After studying psychology at university and then writing computer guides he found himself entering one of the biggest educational publishers, CGP. This provided him with the educational publishing experience that would contribute to his new venture. Charley found he learnt a lot from the mistakes publishers were making. Although educational publishing was moving from print to digital, some publishers weren’t making the change or those that did were creating digital products that failed to actually give their users what they wanted or needed. Yet the biggest issue facing Charley was the mundane day-to-day process of working for someone else. He felt his job had become too easy, there was no longer a challenge, so he decided to quit.
Quit! Was it that easy? What if you stayed, wouldn’t things get better?

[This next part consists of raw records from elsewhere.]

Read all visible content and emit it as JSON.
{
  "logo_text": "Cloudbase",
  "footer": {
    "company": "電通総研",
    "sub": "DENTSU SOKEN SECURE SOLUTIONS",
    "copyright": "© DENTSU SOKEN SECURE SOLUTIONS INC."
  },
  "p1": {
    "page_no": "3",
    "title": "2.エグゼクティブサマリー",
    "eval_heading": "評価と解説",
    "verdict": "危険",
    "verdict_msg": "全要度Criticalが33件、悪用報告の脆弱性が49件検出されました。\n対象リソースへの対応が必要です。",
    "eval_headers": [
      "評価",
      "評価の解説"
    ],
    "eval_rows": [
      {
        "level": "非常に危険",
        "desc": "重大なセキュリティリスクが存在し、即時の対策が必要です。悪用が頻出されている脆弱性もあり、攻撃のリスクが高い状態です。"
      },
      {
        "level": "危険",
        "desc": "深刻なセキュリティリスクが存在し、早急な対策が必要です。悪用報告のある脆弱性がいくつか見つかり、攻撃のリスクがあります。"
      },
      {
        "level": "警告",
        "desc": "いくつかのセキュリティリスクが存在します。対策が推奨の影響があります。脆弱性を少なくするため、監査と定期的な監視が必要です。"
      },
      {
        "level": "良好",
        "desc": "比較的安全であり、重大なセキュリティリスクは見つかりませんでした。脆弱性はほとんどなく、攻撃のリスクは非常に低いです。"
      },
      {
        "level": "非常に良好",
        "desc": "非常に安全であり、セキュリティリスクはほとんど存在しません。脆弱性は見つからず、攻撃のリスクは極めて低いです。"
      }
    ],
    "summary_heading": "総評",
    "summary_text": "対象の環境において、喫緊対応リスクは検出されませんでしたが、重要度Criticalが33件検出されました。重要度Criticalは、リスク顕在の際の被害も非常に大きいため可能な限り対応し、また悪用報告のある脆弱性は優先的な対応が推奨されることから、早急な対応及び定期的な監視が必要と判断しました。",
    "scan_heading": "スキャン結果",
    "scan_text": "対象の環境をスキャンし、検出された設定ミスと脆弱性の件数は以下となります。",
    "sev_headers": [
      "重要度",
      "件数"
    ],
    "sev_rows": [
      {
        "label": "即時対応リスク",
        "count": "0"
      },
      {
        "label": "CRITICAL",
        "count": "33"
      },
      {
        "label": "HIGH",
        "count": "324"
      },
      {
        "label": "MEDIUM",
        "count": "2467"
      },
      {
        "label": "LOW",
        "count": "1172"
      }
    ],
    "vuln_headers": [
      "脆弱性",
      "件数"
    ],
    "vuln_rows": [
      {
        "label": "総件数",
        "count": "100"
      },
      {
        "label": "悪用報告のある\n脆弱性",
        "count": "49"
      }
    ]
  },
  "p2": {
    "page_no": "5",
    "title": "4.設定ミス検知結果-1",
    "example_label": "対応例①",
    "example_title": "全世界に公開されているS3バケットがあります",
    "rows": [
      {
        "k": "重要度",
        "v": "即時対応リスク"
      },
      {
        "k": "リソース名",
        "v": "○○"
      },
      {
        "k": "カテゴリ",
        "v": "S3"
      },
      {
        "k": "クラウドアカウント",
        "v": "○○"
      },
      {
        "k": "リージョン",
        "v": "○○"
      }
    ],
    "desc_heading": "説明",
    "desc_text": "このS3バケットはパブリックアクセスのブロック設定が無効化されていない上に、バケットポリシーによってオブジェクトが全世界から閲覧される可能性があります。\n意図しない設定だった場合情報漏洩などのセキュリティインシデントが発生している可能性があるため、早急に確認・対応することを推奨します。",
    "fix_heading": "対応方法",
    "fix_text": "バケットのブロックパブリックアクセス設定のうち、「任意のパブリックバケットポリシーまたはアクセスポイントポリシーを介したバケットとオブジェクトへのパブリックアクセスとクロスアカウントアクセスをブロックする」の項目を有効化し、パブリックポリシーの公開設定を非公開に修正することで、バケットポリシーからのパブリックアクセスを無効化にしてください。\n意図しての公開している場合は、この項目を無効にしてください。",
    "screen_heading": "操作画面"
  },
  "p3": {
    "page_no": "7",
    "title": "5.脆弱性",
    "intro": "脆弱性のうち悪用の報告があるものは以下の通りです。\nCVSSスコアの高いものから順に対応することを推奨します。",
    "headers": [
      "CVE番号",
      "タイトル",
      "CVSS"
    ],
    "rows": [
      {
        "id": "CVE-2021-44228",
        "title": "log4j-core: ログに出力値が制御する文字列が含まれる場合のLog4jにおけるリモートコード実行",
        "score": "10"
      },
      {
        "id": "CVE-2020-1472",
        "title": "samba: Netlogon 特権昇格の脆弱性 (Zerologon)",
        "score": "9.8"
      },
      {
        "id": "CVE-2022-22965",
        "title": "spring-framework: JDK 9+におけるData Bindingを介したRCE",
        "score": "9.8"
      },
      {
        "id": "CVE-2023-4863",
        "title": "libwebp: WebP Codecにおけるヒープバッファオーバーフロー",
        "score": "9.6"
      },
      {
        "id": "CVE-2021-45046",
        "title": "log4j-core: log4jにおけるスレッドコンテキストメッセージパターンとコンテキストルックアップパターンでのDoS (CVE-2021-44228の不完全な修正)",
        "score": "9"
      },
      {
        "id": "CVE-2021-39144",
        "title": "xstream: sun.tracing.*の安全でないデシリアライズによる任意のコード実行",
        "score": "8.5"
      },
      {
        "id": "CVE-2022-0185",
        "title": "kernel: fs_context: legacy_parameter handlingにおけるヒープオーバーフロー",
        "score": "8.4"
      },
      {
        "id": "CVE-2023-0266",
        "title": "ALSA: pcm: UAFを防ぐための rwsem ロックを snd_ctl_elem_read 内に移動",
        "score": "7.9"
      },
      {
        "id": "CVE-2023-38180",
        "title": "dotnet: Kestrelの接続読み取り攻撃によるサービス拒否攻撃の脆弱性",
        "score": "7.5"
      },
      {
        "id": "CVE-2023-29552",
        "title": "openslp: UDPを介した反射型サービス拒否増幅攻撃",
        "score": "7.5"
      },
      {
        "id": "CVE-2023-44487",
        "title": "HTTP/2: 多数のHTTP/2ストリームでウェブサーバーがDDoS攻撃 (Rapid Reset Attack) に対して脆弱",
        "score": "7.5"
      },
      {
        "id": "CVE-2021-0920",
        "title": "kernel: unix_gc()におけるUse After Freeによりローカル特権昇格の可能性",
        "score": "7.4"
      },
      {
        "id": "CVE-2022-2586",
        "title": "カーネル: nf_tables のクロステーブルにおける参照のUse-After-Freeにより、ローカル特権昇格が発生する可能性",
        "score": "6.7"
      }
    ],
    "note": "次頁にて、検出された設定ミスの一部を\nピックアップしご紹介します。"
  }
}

Instead, Charley decided to do something many of us possibly secretly crave to bring about: he started his own digital publishing company and set himself a challenge. Investing his own time and lots of borrowed money into Educake, he made a new online tool and then approached teachers to sign up for free trials and got results, to an extent. Teachers had access to Educake but they weren’t using it. With so much depending on the project, he developed an advisory board of contacts in the education sector - a board that exists within the company today. With this feedback the company improved the product to make it one that was central to the needs of the user. Teachers were simply invited to test Educake for free and, after a time, asked to pay. Teachers had access to a huge bank of online questions, suitable for many of the different GSCE exam boards, that they could set and wouldn't have to mark. Educake is quick and easy to use. It was a slow process, but word of mouth is spreading and it is currently being used by 80,000 students and their teachers.
Charley’s future ventures will include selling to international schools, developing Educake for further subjects, and developing a primary science model for KS2 SATs.